Peradventure the amount of money earmarked for black tax is not enough to take care of the expenses for that monthly, you would have to wait until the next month where you will have some money budgeted for such expenses once again.

  • Have Insurance for your Parents

One way to guard against emergencies is by setting up insurance plans for your parents to cover unseen expenses. Vehicle insurance, home insurance, fire insurance are examples of insurances to subscribe to for one's parents.

A health insurance is one of the most important insurances one can get for one's parents. As people get older, they stand a higher risk of contracting life threatening illnesses. A popular saying is that "the average Nigerian is one sickness away from poverty". This is because most Nigerians can not afford the cost of medical treatment or emergencies.

Having health insurance for one's parents means that in a case where urgent medical care is needed, one would not have to expend all of his (or her) available income to care for their alling parents as the insurance company will cover all or most of the health care expenses.

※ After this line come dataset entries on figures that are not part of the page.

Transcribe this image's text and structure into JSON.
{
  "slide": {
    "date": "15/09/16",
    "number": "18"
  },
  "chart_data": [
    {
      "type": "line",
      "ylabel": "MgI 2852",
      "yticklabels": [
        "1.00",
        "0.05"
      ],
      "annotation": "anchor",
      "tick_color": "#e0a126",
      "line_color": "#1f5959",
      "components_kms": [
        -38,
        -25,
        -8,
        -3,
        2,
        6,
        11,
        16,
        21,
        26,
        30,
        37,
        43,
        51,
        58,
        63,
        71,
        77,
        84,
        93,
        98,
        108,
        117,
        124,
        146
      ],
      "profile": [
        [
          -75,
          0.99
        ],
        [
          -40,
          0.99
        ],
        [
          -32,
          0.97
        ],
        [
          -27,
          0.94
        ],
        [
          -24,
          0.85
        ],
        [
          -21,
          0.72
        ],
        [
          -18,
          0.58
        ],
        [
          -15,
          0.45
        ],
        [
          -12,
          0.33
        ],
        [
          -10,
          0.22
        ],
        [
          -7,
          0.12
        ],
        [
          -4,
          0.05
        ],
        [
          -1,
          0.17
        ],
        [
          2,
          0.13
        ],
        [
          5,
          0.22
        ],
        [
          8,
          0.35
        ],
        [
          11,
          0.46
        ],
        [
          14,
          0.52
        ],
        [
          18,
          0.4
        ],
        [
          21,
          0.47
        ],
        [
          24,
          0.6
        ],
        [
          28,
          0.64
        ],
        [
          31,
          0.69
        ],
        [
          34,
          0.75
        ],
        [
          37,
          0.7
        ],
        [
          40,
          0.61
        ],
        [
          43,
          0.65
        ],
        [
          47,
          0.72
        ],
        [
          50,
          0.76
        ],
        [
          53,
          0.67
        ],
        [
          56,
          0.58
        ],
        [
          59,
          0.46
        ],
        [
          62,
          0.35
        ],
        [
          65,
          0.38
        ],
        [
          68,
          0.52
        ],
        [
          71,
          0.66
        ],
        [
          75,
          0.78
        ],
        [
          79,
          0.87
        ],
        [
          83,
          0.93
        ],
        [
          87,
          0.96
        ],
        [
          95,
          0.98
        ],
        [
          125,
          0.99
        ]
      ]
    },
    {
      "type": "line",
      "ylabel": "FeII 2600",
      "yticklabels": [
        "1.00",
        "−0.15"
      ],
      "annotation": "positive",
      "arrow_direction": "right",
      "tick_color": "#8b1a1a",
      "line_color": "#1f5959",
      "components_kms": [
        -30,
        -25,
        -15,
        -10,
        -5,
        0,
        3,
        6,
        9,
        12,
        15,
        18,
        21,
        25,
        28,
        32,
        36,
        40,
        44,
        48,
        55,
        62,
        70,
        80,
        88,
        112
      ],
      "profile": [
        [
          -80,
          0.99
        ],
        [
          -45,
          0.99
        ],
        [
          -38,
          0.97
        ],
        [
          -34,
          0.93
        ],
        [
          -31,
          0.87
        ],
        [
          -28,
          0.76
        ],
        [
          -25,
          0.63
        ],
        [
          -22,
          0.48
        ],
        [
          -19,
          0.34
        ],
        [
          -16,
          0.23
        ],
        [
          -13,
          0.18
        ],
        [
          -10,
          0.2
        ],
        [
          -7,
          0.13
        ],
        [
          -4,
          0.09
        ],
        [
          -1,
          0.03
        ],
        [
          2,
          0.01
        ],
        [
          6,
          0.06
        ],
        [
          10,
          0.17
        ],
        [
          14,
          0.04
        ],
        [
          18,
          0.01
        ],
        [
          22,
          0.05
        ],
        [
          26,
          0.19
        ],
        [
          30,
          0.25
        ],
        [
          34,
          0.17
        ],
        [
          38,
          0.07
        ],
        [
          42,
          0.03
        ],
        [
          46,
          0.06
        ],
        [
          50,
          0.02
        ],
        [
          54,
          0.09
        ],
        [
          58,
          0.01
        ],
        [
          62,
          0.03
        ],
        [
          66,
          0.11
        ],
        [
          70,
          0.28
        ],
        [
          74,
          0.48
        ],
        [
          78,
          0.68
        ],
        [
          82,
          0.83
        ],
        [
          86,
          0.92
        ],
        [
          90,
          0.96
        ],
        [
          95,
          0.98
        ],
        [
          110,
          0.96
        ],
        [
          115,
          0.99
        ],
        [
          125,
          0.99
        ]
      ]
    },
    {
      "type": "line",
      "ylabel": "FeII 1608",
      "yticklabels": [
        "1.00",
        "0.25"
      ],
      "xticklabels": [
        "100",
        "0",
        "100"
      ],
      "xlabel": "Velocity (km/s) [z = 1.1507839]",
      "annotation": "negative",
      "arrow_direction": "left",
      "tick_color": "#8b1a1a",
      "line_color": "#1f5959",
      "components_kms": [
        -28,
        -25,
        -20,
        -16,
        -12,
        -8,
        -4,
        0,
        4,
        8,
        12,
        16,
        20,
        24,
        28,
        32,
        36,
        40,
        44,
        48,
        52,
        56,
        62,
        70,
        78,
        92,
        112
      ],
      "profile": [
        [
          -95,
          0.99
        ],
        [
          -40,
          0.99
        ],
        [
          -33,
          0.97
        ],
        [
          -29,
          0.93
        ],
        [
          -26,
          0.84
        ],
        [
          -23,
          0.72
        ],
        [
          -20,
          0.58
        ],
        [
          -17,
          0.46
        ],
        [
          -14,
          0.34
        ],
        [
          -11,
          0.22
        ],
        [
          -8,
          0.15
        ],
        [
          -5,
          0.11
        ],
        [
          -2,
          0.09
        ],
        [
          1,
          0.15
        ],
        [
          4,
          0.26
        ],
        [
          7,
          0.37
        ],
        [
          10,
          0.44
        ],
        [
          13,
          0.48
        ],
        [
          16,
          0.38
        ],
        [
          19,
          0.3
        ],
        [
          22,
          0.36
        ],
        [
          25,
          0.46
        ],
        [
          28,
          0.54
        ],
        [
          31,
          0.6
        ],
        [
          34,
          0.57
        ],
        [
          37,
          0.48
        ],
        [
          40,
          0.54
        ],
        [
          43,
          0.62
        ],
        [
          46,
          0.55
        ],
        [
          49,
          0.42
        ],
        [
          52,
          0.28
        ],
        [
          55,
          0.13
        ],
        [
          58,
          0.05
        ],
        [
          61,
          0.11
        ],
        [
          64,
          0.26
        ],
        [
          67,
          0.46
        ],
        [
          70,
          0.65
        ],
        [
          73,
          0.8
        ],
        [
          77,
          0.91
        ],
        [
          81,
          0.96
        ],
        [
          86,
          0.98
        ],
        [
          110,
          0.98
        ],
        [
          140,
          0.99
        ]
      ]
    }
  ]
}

  • Educate Your Dependants to be Financially Independent

Not everyone enjoys being dependant on others for survival. Infact, most people would love to work for their own money. It is important that when we recognize dependants who are willing to be financially independent, we help them on their journey to becoming so. 

Refer them to job openings, enrol them in financial literacy classes, encourage them to start their own businesses and be willing to support their businesses in whatever way you can. Remember, two broke people cannot help each other and the words of a popular Nigerian musician "we rise by lifting others". Your disposable income will literally rise when you lift others from their position of dependency on you.

  •  Learn to Say No

As harsh as it might sound, sometimes, the only way to deal with black tax is by saying no. If after careful evaluation of the reason why the money is needed, you deem it unnecessary, you have the right to say no. 

If the money is needed for unnecessary events like an unbudgeted party, unnecessary change of gadgets or the likes, as hard as it sounds, it's easy… say no.

While learning how to manage black tax is not easy, it is surely one of the best things a young person can do for his (or her) finances and especially at the early stages of one's career. It increases one's chances of growing wealth and having healthy investments to retire to. Most importantly, it is a sure way to end the circle of dependency and black tax.